Ingredients

The following ingredients have 4 Servings
  • 2 1/2 lbs. chicken thigh
  • 3/4 cup peanut butter
  • 1 bunch bok choy
  • 1 piece eggplant (sliced)
  • 10 pieces snake beans (cut into 2 inch pieces)
  • 1 piece onion (chopped)
  • 5 cloves garlic (crushed)
  • 1 1/2 teaspoon annatto paste
  • 1/4 cup bagoong alamang (cooked)
  • 2 cups chicken broth
  • 2 teaspoons cornstarch (diluted in 1/4 cup water)
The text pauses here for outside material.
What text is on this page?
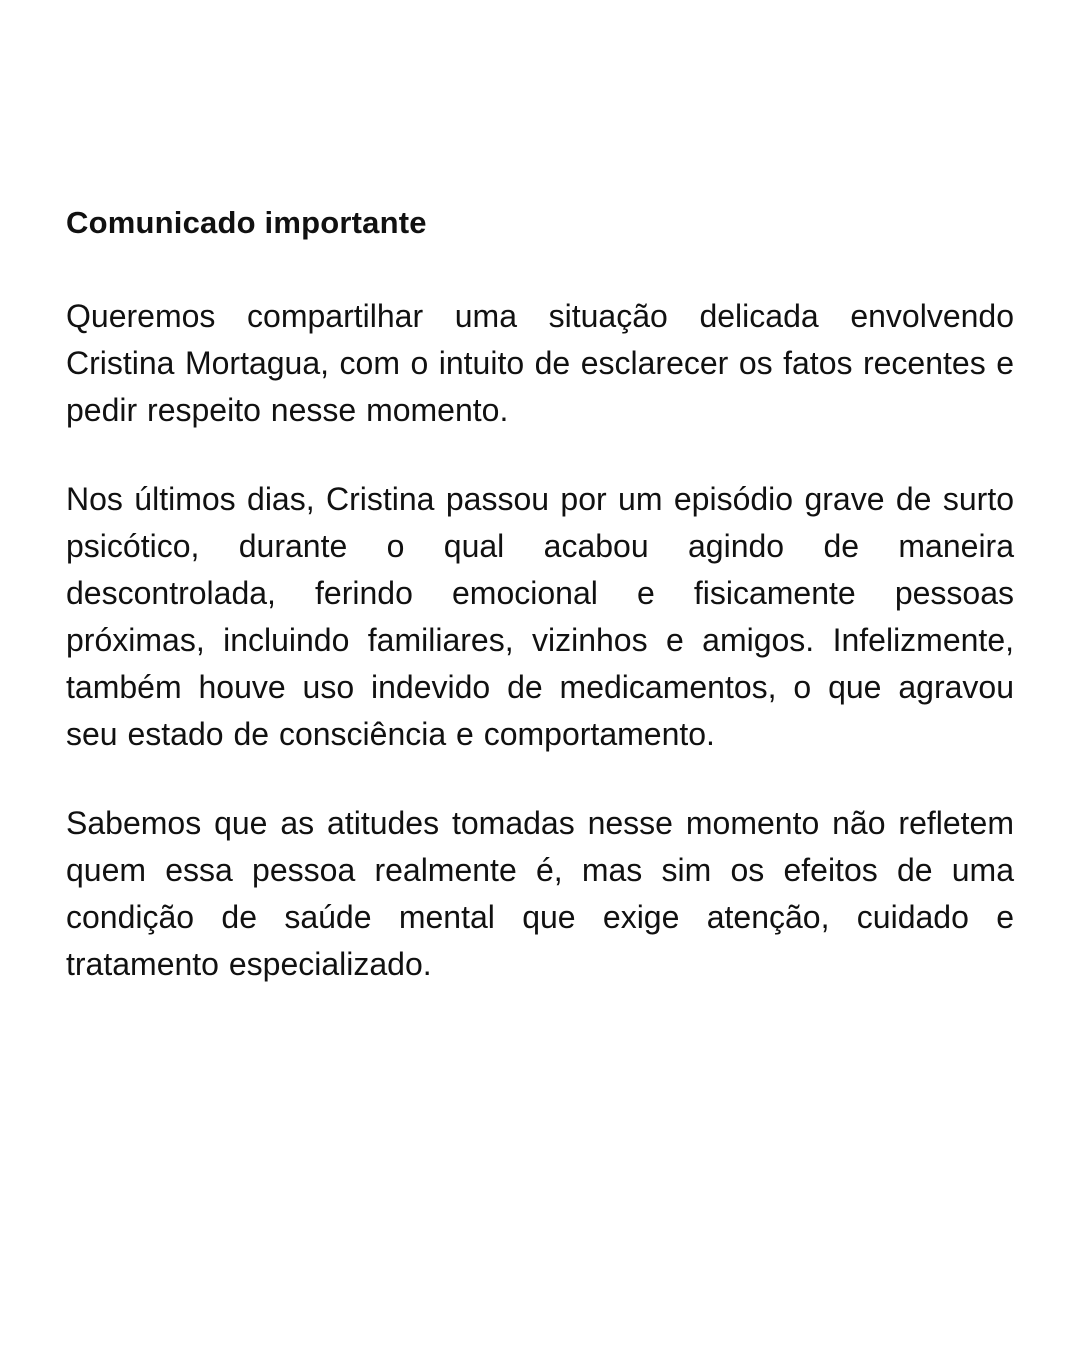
Comunicado importante

Queremos compartilhar uma situação delicada envolvendo Cristina Mortagua, com o intuito de esclarecer os fatos recentes e pedir respeito nesse momento.

Nos últimos dias, Cristina passou por um episódio grave de surto psicótico, durante o qual acabou agindo de maneira descontrolada, ferindo emocional e fisicamente pessoas próximas, incluindo familiares, vizinhos e amigos. Infelizmente, também houve uso indevido de medicamentos, o que agravou seu estado de consciência e comportamento.

Sabemos que as atitudes tomadas nesse momento não refletem quem essa pessoa realmente é, mas sim os efeitos de uma condição de saúde mental que exige atenção, cuidado e tratamento especializado.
  • 3 tablespoons cooking oil

Instruction

  • Heat oil in a cooking pot.
  • Saute onion and garlic until onion softens
  • Add chicken slices. Cook each side for 1 to 1 ½ minutes. Continue to cook sauté the chicken for 2 more minutes.
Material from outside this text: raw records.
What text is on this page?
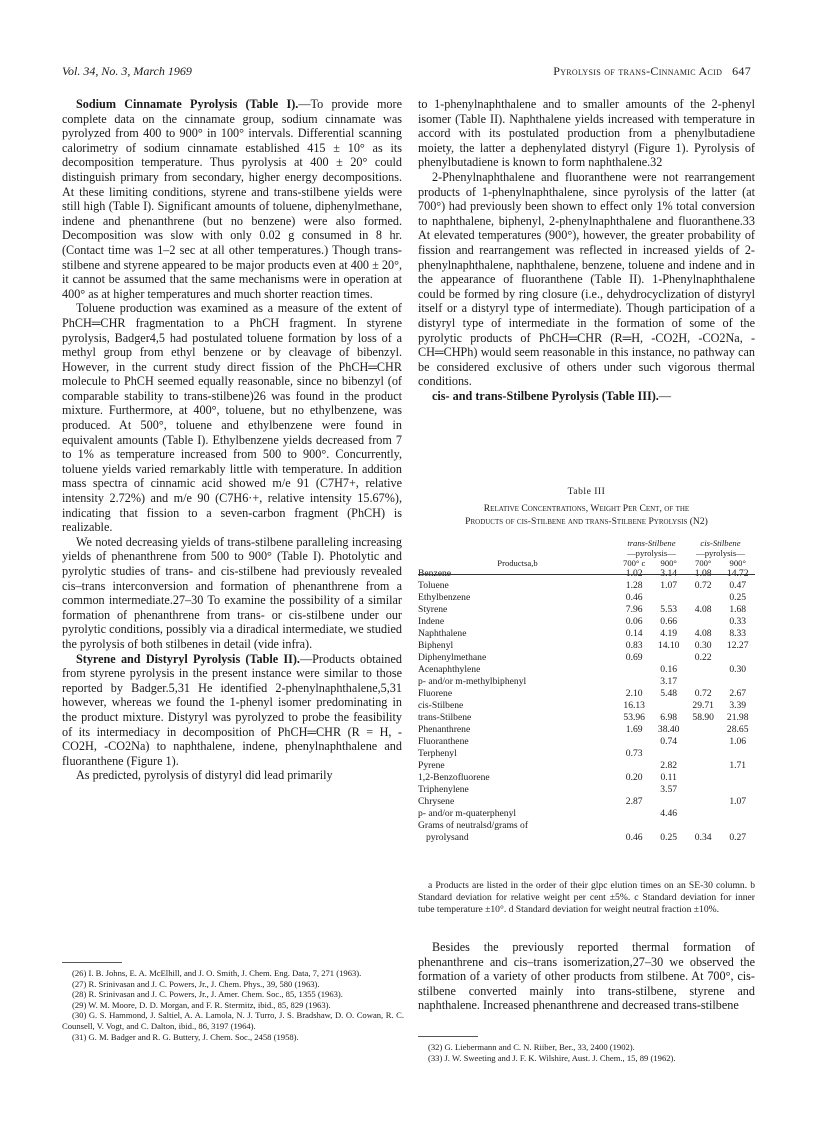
Vol. 34, No. 3, March 1969	Pyrolysis of trans-Cinnamic Acid 647

Sodium Cinnamate Pyrolysis (Table I).—To provide more complete data on the cinnamate group, sodium cinnamate was pyrolyzed from 400 to 900° in 100° intervals. Differential scanning calorimetry of sodium cinnamate established 415 ± 10° as its decomposition temperature. Thus pyrolysis at 400 ± 20° could distinguish primary from secondary, higher energy decompositions. At these limiting conditions, styrene and trans-stilbene yields were still high (Table I). Significant amounts of toluene, diphenylmethane, indene and phenanthrene (but no benzene) were also formed. Decomposition was slow with only 0.02 g consumed in 8 hr. (Contact time was 1–2 sec at all other temperatures.) Though trans-stilbene and styrene appeared to be major products even at 400 ± 20°, it cannot be assumed that the same mechanisms were in operation at 400° as at higher temperatures and much shorter reaction times.

Toluene production was examined as a measure of the extent of PhCH═CHR fragmentation to a PhCH fragment. In styrene pyrolysis, Badger4,5 had postulated toluene formation by loss of a methyl group from ethyl benzene or by cleavage of bibenzyl. However, in the current study direct fission of the PhCH═CHR molecule to PhCH seemed equally reasonable, since no bibenzyl (of comparable stability to trans-stilbene)26 was found in the product mixture. Furthermore, at 400°, toluene, but no ethylbenzene, was produced. At 500°, toluene and ethylbenzene were found in equivalent amounts (Table I). Ethylbenzene yields decreased from 7 to 1% as temperature increased from 500 to 900°. Concurrently, toluene yields varied remarkably little with temperature. In addition mass spectra of cinnamic acid showed m/e 91 (C7H7+, relative intensity 2.72%) and m/e 90 (C7H6·+, relative intensity 15.67%), indicating that fission to a seven-carbon fragment (PhCH) is realizable.

We noted decreasing yields of trans-stilbene paralleling increasing yields of phenanthrene from 500 to 900° (Table I). Photolytic and pyrolytic studies of trans- and cis-stilbene had previously revealed cis–trans interconversion and formation of phenanthrene from a common intermediate.27–30 To examine the possibility of a similar formation of phenanthrene from trans- or cis-stilbene under our pyrolytic conditions, possibly via a diradical intermediate, we studied the pyrolysis of both stilbenes in detail (vide infra).

Styrene and Distyryl Pyrolysis (Table II).—Products obtained from styrene pyrolysis in the present instance were similar to those reported by Badger.5,31 He identified 2-phenylnaphthalene,5,31 however, whereas we found the 1-phenyl isomer predominating in the product mixture. Distyryl was pyrolyzed to probe the feasibility of its intermediacy in decomposition of PhCH═CHR (R = H, -CO2H, -CO2Na) to naphthalene, indene, phenylnaphthalene and fluoranthene (Figure 1).

As predicted, pyrolysis of distyryl did lead primarily

(26) I. B. Johns, E. A. McElhill, and J. O. Smith, J. Chem. Eng. Data, 7, 271 (1963).
(27) R. Srinivasan and J. C. Powers, Jr., J. Chem. Phys., 39, 580 (1963).
(28) R. Srinivasan and J. C. Powers, Jr., J. Amer. Chem. Soc., 85, 1355 (1963).
(29) W. M. Moore, D. D. Morgan, and F. R. Stermitz, ibid., 85, 829 (1963).
(30) G. S. Hammond, J. Saltiel, A. A. Lamola, N. J. Turro, J. S. Bradshaw, D. O. Cowan, R. C. Counsell, V. Vogt, and C. Dalton, ibid., 86, 3197 (1964).
(31) G. M. Badger and R. G. Buttery, J. Chem. Soc., 2458 (1958).

to 1-phenylnaphthalene and to smaller amounts of the 2-phenyl isomer (Table II). Naphthalene yields increased with temperature in accord with its postulated production from a phenylbutadiene moiety, the latter a dephenylated distyryl (Figure 1). Pyrolysis of phenylbutadiene is known to form naphthalene.32

2-Phenylnaphthalene and fluoranthene were not rearrangement products of 1-phenylnaphthalene, since pyrolysis of the latter (at 700°) had previously been shown to effect only 1% total conversion to naphthalene, biphenyl, 2-phenylnaphthalene and fluoranthene.33 At elevated temperatures (900°), however, the greater probability of fission and rearrangement was reflected in increased yields of 2-phenylnaphthalene, naphthalene, benzene, toluene and indene and in the appearance of fluoranthene (Table II). 1-Phenylnaphthalene could be formed by ring closure (i.e., dehydrocyclization of distyryl itself or a distyryl type of intermediate). Though participation of a distyryl type of intermediate in the formation of some of the pyrolytic products of PhCH═CHR (R═H, -CO2H, -CO2Na, -CH═CHPh) would seem reasonable in this instance, no pathway can be considered exclusive of others under such vigorous thermal conditions.

cis- and trans-Stilbene Pyrolysis (Table III).—

Table III
Relative Concentrations, Weight Per Cent, of the
Products of cis-Stilbene and trans-Stilbene Pyrolysis (N2)
	trans-Stilbene		cis-Stilbene	
	—pyrolysis—		—pyrolysis—	
Productsa,b	700° c	900°	700°	900°
Benzene	1.02	3.14	1.08	14.72
Toluene	1.28	1.07	0.72	0.47
Ethylbenzene	0.46			0.25
Styrene	7.96	5.53	4.08	1.68
Indene	0.06	0.66		0.33
Naphthalene	0.14	4.19	4.08	8.33
Biphenyl	0.83	14.10	0.30	12.27
Diphenylmethane	0.69		0.22	
Acenaphthylene		0.16		0.30
p- and/or m-methylbiphenyl		3.17		
Fluorene	2.10	5.48	0.72	2.67
cis-Stilbene	16.13		29.71	3.39
trans-Stilbene	53.96	6.98	58.90	21.98
Phenanthrene	1.69	38.40		28.65
Fluoranthene		0.74		1.06
Terphenyl	0.73			
Pyrene		2.82		1.71
1,2-Benzofluorene	0.20	0.11		
Triphenylene		3.57		
Chrysene	2.87			1.07
p- and/or m-quaterphenyl		4.46		
Grams of neutralsd/grams of				
pyrolysand	0.46	0.25	0.34	0.27

a Products are listed in the order of their glpc elution times on an SE-30 column. b Standard deviation for relative weight per cent ±5%. c Standard deviation for inner tube temperature ±10°. d Standard deviation for weight neutral fraction ±10%.

Besides the previously reported thermal formation of phenanthrene and cis–trans isomerization,27–30 we observed the formation of a variety of other products from stilbene. At 700°, cis-stilbene converted mainly into trans-stilbene, styrene and naphthalene. Increased phenanthrene and decreased trans-stilbene

(32) G. Liebermann and C. N. Riiber, Ber., 33, 2400 (1902).
(33) J. W. Sweeting and J. F. K. Wilshire, Aust. J. Chem., 15, 89 (1962).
  • Pour chicken broth. Let boil.
  • Add annatto paste. Stir until the paste dilutes completely. Cover the pot. Boil in medium heat for 30 to 35 minutes.
  • Add peanut butter. Stir until well blended. Pour a portion of the cornstarch mixture. Stir. Note: add more if the sauce needs to be thickened further
  • Put the eggplant and snake beans into the pot. Cover and cook for 5 minutes. Add bok choy. Cook for 3 minutes.
  • Transfer to a serving bowl. Serve with bagoong alamang. Share and enjoy!